Having been established at rue Barbette (also spelled Barbet and Barbete), the bronze manufacturing business of Deverberie & Compagnie was later based at rue des Fossés du Temple. Although the exact date of when Deverberie was received as a Parisian maître bronzier, is unrecorded, it is known that he was working as a caster in 1788 and that he married Marie Louise Verron but had no children. An article by Charlotte Vignon, a curator at the Cleveland Museum of Art, notes that he may have been the same Deverberie who specialised as a watchcase maker and that after the abolition of the guilds in 1791, he opened a bronze casting and clock factory with Jean George Hertzog. The lifting of the guild regulations during the French Revolution allowed casters, who during the ancient règime were strictly limited to working in bronze, to now develop their own factories. Deverberie was one such man who took advantage of this freedom so that now all stages of the bronze making process, from casting, gilding, assembly and retail could occur in one workshop.

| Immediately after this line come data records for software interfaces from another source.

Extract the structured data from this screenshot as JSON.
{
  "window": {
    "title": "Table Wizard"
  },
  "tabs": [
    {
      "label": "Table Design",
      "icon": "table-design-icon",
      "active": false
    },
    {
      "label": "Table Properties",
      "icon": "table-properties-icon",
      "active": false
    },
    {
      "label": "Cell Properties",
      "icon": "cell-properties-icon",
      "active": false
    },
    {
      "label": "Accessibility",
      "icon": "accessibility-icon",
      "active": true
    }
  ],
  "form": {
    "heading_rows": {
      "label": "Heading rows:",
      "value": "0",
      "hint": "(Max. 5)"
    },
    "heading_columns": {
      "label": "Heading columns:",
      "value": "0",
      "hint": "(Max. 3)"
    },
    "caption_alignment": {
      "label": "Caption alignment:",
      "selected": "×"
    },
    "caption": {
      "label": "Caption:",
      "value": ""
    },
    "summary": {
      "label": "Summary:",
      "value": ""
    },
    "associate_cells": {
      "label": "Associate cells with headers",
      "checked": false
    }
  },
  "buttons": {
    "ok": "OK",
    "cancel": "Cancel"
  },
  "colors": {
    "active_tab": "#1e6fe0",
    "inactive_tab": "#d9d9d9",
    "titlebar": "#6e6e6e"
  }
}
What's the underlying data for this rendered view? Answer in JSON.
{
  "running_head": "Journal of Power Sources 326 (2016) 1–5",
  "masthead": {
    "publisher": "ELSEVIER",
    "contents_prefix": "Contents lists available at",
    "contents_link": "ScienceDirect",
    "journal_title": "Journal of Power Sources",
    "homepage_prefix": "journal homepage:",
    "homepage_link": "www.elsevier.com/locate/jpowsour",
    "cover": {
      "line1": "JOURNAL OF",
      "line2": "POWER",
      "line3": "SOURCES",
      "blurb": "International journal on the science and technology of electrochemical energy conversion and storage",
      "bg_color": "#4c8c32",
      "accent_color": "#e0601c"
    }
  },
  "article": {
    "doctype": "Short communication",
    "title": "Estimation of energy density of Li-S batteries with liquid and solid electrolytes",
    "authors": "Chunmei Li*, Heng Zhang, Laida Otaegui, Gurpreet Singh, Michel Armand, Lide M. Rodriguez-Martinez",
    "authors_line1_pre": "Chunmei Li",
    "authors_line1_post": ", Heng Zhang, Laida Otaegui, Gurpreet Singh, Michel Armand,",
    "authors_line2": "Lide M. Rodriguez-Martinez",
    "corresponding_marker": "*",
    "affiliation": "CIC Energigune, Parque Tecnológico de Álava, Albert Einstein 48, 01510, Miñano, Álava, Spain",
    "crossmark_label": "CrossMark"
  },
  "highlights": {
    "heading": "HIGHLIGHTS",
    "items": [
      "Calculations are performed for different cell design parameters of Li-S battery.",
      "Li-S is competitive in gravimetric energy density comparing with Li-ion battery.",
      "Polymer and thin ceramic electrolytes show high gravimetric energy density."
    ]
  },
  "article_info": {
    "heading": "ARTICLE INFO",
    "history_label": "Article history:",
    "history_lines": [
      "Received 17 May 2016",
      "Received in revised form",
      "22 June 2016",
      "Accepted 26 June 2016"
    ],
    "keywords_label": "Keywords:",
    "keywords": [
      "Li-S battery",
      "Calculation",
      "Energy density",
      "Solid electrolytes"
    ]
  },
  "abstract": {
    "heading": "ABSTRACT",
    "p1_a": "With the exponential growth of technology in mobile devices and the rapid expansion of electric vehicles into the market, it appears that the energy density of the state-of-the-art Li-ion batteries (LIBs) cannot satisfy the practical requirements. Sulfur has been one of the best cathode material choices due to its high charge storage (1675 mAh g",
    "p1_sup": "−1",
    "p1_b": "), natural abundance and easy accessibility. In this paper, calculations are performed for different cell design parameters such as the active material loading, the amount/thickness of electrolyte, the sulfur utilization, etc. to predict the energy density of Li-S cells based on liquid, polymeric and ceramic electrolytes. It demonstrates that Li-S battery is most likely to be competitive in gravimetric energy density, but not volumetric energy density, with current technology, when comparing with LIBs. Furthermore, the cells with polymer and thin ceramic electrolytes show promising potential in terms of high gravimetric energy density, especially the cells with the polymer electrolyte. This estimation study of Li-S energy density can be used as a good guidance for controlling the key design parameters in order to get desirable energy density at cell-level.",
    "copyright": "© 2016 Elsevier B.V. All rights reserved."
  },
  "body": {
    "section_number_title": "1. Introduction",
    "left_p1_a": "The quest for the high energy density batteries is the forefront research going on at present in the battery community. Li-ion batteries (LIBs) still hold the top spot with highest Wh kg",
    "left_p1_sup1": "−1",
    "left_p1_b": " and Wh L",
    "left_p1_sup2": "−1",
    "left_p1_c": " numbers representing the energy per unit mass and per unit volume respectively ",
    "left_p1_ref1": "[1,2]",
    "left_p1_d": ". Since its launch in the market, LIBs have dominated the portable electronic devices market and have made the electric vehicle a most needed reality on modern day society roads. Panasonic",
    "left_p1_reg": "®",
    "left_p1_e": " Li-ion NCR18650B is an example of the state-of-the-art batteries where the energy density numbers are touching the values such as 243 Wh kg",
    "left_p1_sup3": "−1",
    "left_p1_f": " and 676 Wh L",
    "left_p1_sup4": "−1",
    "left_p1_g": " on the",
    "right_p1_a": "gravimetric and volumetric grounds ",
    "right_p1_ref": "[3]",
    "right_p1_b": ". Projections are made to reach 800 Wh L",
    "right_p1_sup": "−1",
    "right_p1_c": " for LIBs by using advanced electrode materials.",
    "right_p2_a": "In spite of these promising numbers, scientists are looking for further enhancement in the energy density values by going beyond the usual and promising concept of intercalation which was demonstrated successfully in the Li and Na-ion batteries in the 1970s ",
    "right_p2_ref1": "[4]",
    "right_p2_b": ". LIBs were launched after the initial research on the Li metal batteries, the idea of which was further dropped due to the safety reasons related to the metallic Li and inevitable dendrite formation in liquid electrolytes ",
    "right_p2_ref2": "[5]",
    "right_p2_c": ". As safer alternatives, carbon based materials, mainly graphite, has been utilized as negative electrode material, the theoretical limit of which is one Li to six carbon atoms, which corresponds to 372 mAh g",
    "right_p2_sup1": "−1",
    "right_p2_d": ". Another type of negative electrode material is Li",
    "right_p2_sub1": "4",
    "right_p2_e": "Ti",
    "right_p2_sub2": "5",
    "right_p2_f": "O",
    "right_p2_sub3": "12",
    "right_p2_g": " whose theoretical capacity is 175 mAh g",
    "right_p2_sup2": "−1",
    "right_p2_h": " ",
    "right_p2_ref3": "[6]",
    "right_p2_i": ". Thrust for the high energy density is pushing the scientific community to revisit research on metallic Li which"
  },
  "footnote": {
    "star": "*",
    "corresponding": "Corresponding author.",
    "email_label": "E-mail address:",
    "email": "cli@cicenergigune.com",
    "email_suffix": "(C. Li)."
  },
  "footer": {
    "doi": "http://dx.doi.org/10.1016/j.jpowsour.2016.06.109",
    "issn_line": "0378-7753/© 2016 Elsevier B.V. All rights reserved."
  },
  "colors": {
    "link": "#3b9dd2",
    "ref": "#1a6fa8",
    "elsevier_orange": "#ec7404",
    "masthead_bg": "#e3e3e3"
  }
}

Deverberie et Cie made a range of luxury bronze objects from chenets and fire grates to candelabra and chandeliers, however clock cases were the firm's speciality. A large variety of clockmakers supplied the movements including Lemoine from rue St Martin, Marc Sandoz working in rue Grenetta, Jacques Nicolas Pierre Dubuc (Dubucq) as well as Jean Baptiste Charles Dubuc (Dubucq) and Matthieu and Marc Croutte from St. Nicolas, near Dieppe. Sometimes Deverberie contracted part of the gilding to Jean Claude Herouard, Jean-Jacques Dubois and others and also bought in glass globe covers for his clock cases from the famous glass blower Jean-Baptiste Binet as well as marble from Gilles l'ainé. In contrast to a number of other major bronziers, Deverberie did not directly supply the Garde-Meuble though he may have done so through as intermediary. Rather he tended to supply private clientele and also sold his cases to the Imperial clockmakers Henri Lepaute and Jean Antoine Lépine as well as Chopin (a pupil of Robert Robin), Folin, and Armingaud l'aîné. He also sold cases elsewhere in Europe, hence one has the name of Christophe Noseda à Marsailles while others were sent to Brest, Moscow and for the Turkish export market. Ever keen to exhibit his bronzes throughout Europe, in 1802 Deverberie sent goods worth 40,000 francs to the Leipzig fair. Despite it being a financial disaster due to circumstances beyond his control, the following year his company including its stock, storehouses and tools etc. was valued at 104,000 francs, thus demonstrating the importance and success of his business.